A final wrinkle underscores Judge Alito's eagerness to proclaim intrastate possession of a machine gun beyond Congress' authority. To even reach this issue, he had to disregard the actual facts of the case. Defendant Rybar was no basement tinkerer who had converted a hand-me-down sharpshooter's rifle into a machine gun to display on the wall. Although he was convicted of mere possession, he was a licensed firearms dealer, arrested while selling two machine guns at a gun show. Such a transaction, with such a defendant, put the case at the vortex of the "traffic in firearms" that Congress had sought to control with the machine gun law and its predecessors. No one, not even Alito, could dispute Congress' authority to control such transactions under its writ to regulate interstate commerce. Nevertheless, he voted to invalidate the statute because, on its face, it might be applied to purely intrastate possession, even though in the case at hand its application was plainly constitutional. One of the most elementary canons of judicial restraint requires avoiding sensitive constitutional questions, except where clearly necessary; in contrast, Judge Alito stretched to announce a drastic, indeed unique constraint on congressional authority in a case where there was no need to face the issue at all.

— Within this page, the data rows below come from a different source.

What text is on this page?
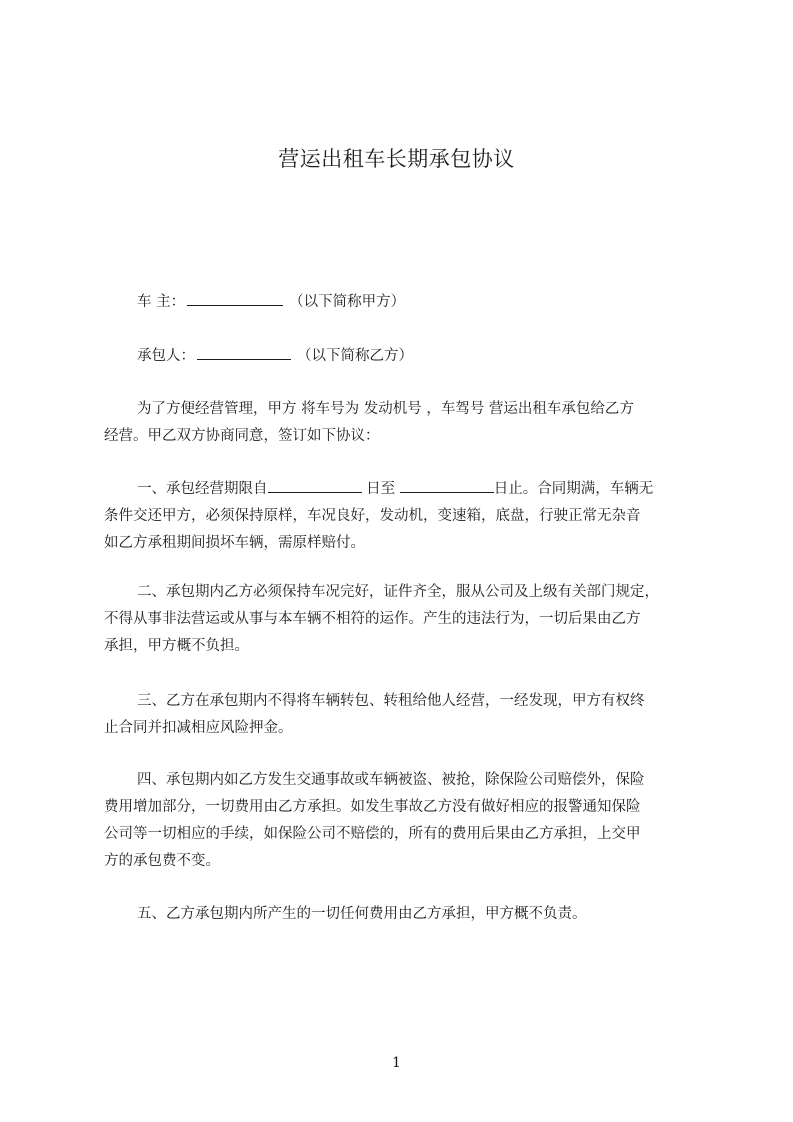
营运出租车长期承包协议
车 主：	（以下简称甲方）
承包人：	（以下简称乙方）
为了方便经营管理，甲方 将车号为 发动机号 ，车驾号 营运出租车承包给乙方
经营。甲乙双方协商同意，签订如下协议：
一、承包经营期限自	日至	日止。合同期满，车辆无
条件交还甲方，必须保持原样，车况良好，发动机，变速箱，底盘，行驶正常无杂音
如乙方承租期间损坏车辆，需原样赔付。
二、承包期内乙方必须保持车况完好，证件齐全，服从公司及上级有关部门规定，
不得从事非法营运或从事与本车辆不相符的运作。产生的违法行为，一切后果由乙方
承担，甲方概不负担。
三、乙方在承包期内不得将车辆转包、转租给他人经营，一经发现，甲方有权终
止合同并扣减相应风险押金。
四、承包期内如乙方发生交通事故或车辆被盗、被抢，除保险公司赔偿外，保险
费用增加部分，一切费用由乙方承担。如发生事故乙方没有做好相应的报警通知保险
公司等一切相应的手续，如保险公司不赔偿的，所有的费用后果由乙方承担，上交甲
方的承包费不变。
五、乙方承包期内所产生的一切任何费用由乙方承担，甲方概不负责。
1
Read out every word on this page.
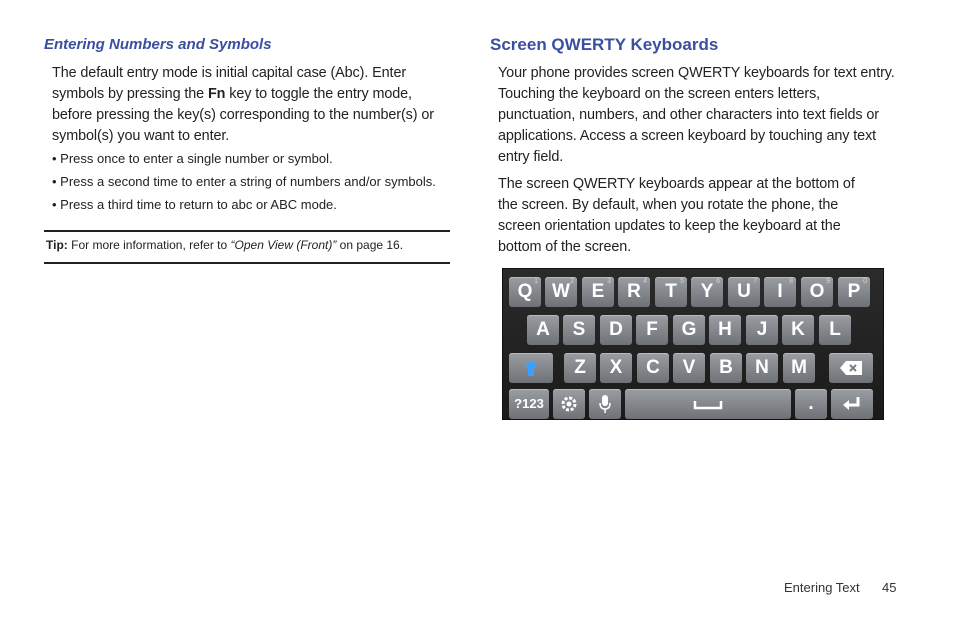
Entering Numbers and Symbols

The default entry mode is initial capital case (Abc). Enter symbols by pressing the Fn key to toggle the entry mode, before pressing the key(s) corresponding to the number(s) or symbol(s) you want to enter.

• Press once to enter a single number or symbol.
• Press a second time to enter a string of numbers and/or symbols.
• Press a third time to return to abc or ABC mode.
Tip: For more information, refer to “Open View (Front)” on page 16.
Screen QWERTY Keyboards

Your phone provides screen QWERTY keyboards for text entry. Touching the keyboard on the screen enters letters, punctuation, numbers, and other characters into text fields or applications. Access a screen keyboard by touching any text entry field.

The screen QWERTY keyboards appear at the bottom of the screen. By default, when you rotate the phone, the screen orientation updates to keep the keyboard at the bottom of the screen.

Q 1 W 2 E 3 R 4 T 5 Y 6 U 7	I 8 O 9 P 0
A	S	D	F	G	H	J	K	L
Z	X	C	V	B	N	M
?123	.
Entering Text 45
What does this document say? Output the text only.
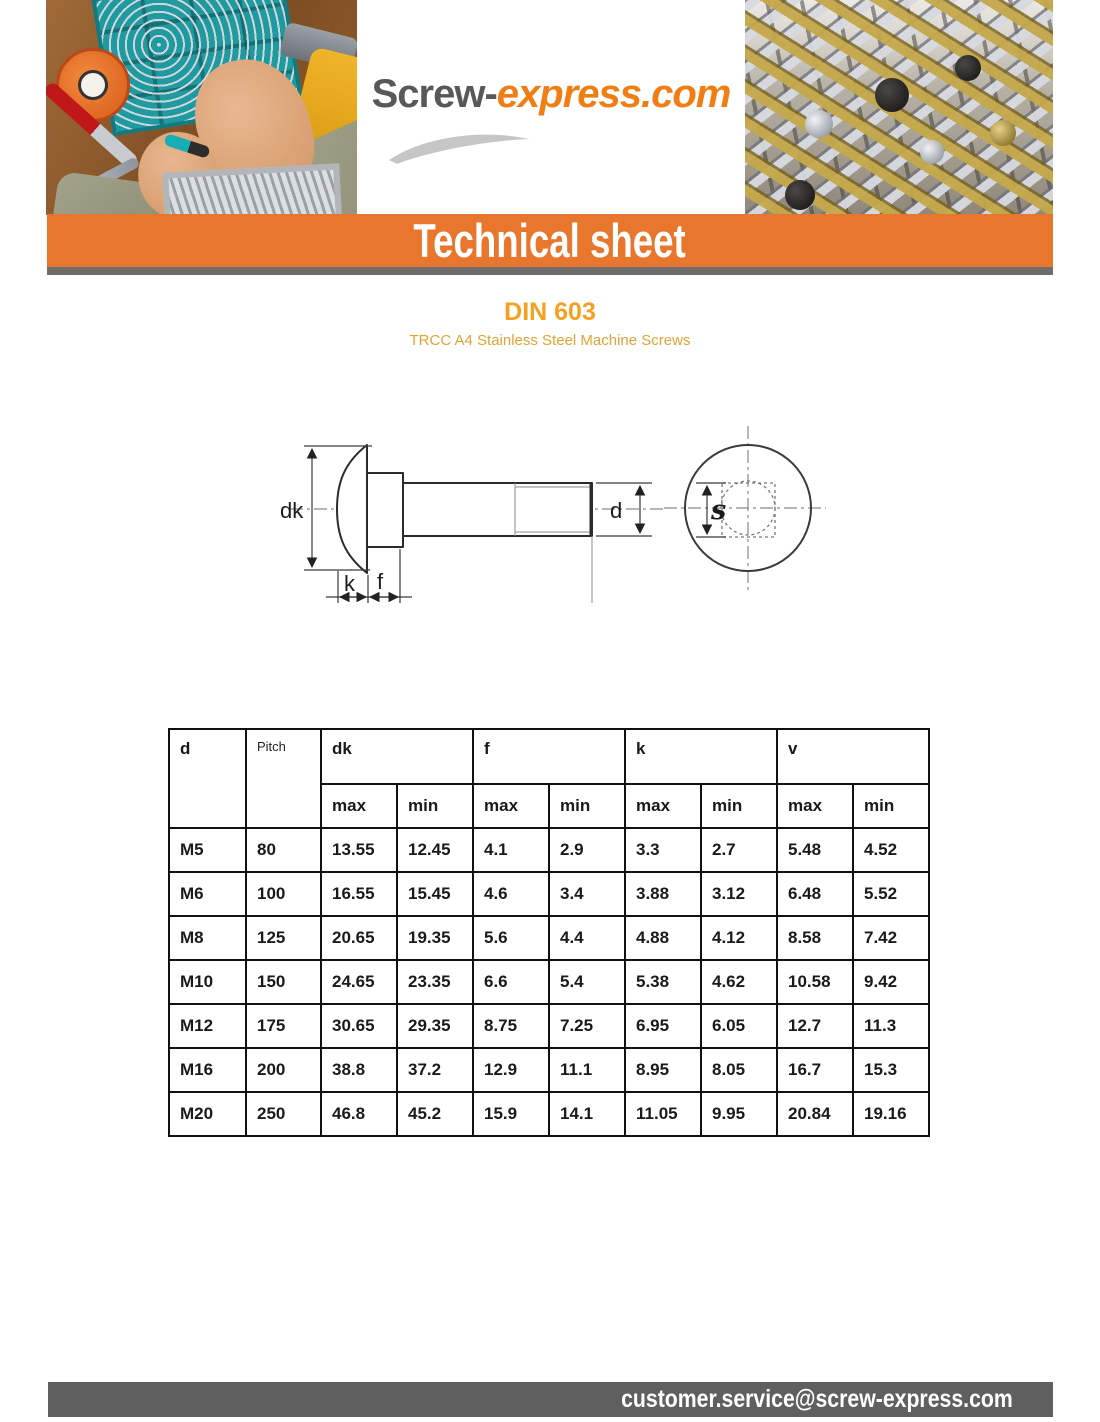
Screw-express.com
Technical sheet
DIN 603
TRCC A4 Stainless Steel Machine Screws
dk
k f
d	s
d	Pitch	dk		f		k		v	
		max	min	max	min	max	min	max	min
M5	80	13.55	12.45	4.1	2.9	3.3	2.7	5.48	4.52
M6	100	16.55	15.45	4.6	3.4	3.88	3.12	6.48	5.52
M8	125	20.65	19.35	5.6	4.4	4.88	4.12	8.58	7.42
M10	150	24.65	23.35	6.6	5.4	5.38	4.62	10.58	9.42
M12	175	30.65	29.35	8.75	7.25	6.95	6.05	12.7	11.3
M16	200	38.8	37.2	12.9	11.1	8.95	8.05	16.7	15.3
M20	250	46.8	45.2	15.9	14.1	11.05	9.95	20.84	19.16
customer.service@screw-express.com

In early August of this year, one month before the Roberts confirmation hearing, Judiciary Committee Chair Specter derided the "reinvigoration of federalism" in Lopez and other cases as "the hallmark agenda of the judicial activism of the Rehnquist Court" and a mere cover for "usurping Congress' authority." Specter and his colleagues must ensure that, once shielded by life tenure, no nominee will join Justice Clarence Thomas's crusade to correct the "wrong turn" of the New Deal Court. Chief Justice Roberts signaled in his hearing that he had no such back-to-the-future agenda in his hip-pocket. (One hopes he meant it!) In his outlier assault on Congress' effort to outlaw machine guns, Judge Alito put his intentions on this score genuinely in doubt.
Simon Lazarus and Lauren Saunders are attorneys with the National Senior Citizens Law Center.